ビットコインがデジタルであることの延長線上には、それがどれほどプライベートであるか、そして政府がそれを許可するかしないか、という問題があります。プライバシーに関しては、ビットコインは残念ながら一部の人が思うほどにはプライベートなものではないようです。それは結局のところ公開台帳であり、ビットコインの量はプライベートではない方法で保持されています。政府(とおそらくハッカー)が、誰が何を持っているかをみたいのであれば、プライバシーが守られるだろうとは私は思いません。また、もし政府がビットコインの使用を排除したいと思えば、ビットコインを使用している人のほとんどがそれを使うことができなくなるため、ビットコインの需要は急減するだろうと思われます。政府がプライバシーを侵害したり、ビットコインの使用を阻止したりするというのは決して大袈裟な話ではなく、ビットコインが成功すればするほど、その可能性は高まると私は思っています。最初の中央銀行(1694年のイングランド銀行)の設立以来、正当で論理的な理由から、政府はお金をコントロールすることを望み、自身の国境内で唯一の通貨と信用を持つという能力を保護してきました。私がa)政府高官の立場になっても、b)政府高官の行動を見ても、c)政府高官の話を聞いても、ビットコイン(あるいは金)が政府の発行する通貨や信用よりも明らかに優れたものとなることを政府が許すとは到底思えません。ビットコインの最大のリスクは成功することだと私は思っています。成功すれば政府はそれを潰そうとするだろうし、政府にはそれをするだけの力があります。

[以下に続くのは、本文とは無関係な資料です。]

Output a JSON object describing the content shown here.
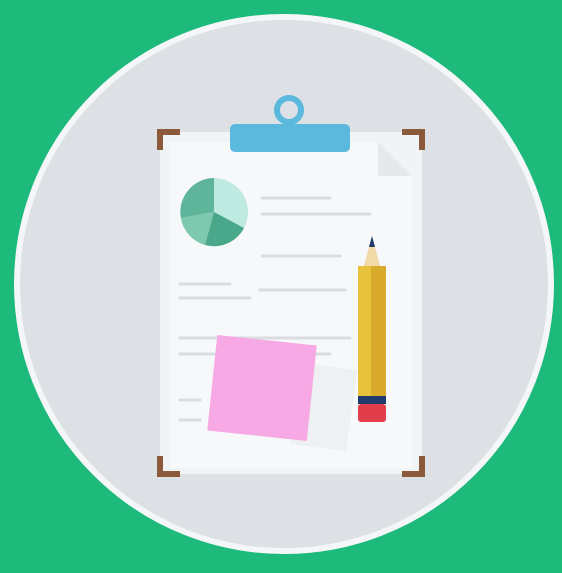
{
  "illustration": {
    "subject": "clipboard-with-report-pie-chart-sticky-note-and-pencil",
    "icons": [
      "clipboard-icon",
      "pie-chart-icon",
      "sticky-note-icon",
      "pencil-icon"
    ],
    "colors": {
      "background": "#1dba7b",
      "circle": "#dde1e6",
      "circle_border": "#f4f6f7",
      "clip": "#5ab9dc",
      "board_corner": "#8a5a3a",
      "paper": "#f7f8f9",
      "pie_main": "#5fb59a",
      "pie_light": "#bfeae2",
      "sticky_note": "#f6a9e4",
      "pencil_body": "#e9c23b",
      "pencil_band": "#1f3b6e",
      "pencil_eraser": "#e23d4a"
    }
  }
}
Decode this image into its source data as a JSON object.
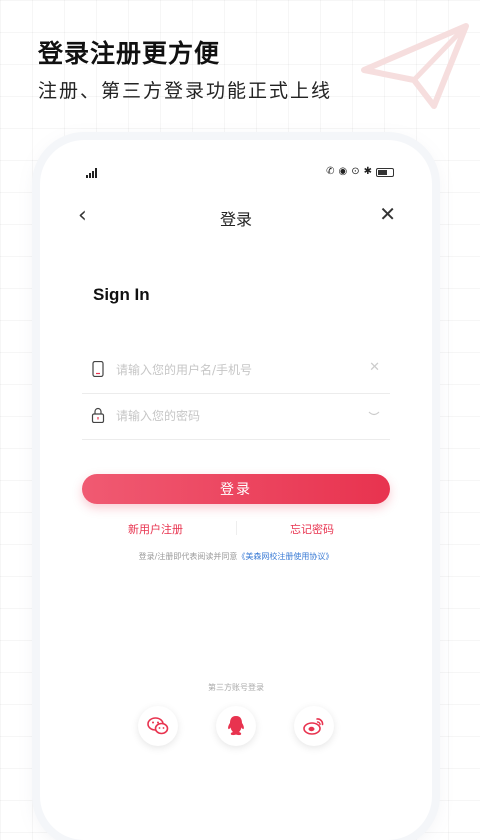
{
  "promo": {
    "title": "登录注册更方便",
    "subtitle": "注册、第三方登录功能正式上线"
  },
  "nav": {
    "title": "登录"
  },
  "form": {
    "heading": "Sign In",
    "username_placeholder": "请输入您的用户名/手机号",
    "password_placeholder": "请输入您的密码",
    "login_label": "登录"
  },
  "links": {
    "register": "新用户注册",
    "forgot": "忘记密码"
  },
  "agreement": {
    "prefix": "登录/注册即代表阅读并同意",
    "link": "《美森网校注册使用协议》"
  },
  "third_party": {
    "label": "第三方账号登录",
    "providers": [
      "wechat",
      "qq",
      "weibo"
    ]
  },
  "colors": {
    "accent": "#e8334f",
    "link_blue": "#3a7bd5"
  }
}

需給に関していうと、供給はわかるとしても、私が既に述べた理由から、長期的な時間軸(これは長期的な資産なので)での長期的な需要を知ることは非常に難しいです。例えば、私はビットコインを金に類似する代替資産だとみなしているので、個人で保有している金の価値がどうなるか、それらの保有量のパーセンテージをとり、それが資産の分散のためにビットコインに変わることを想定して、計算するようにレベッカ・パターソンやブリッジウォーターの他の人に頼みました。例として、個人保有されている金の10%,20%,30%,40%,50%が資産の多様化のためにビットコインに変わるとしたらどうなるでしょうか。ビットコインを始めた人や、その波に乗っている人たちの10%か20%が資産を金や株に変えようと思うとどうなるでしょうか。政府がビットコインの使用を禁止したらどうなるでしょうか。などなど。これらのシナリオについてどのように思いますか?これらのシナリオは、非常に不確実な未来を描いています。(完全なレポートはこちらで読むことができます。) そのため、私からみるとビットコインは80%減ったとしても気にならない額のお金を投じる、かなり不確実な未来を持った長期的なオプションとなります。
以上が、専門家でない私から見たビットコインです。私は間違いを指摘されたいですし、より多くを学びたいです。一方で、私やブリッジウォーターの同僚が資産のオルタナティブ 運用に集中していると言った際には、それを信じてください。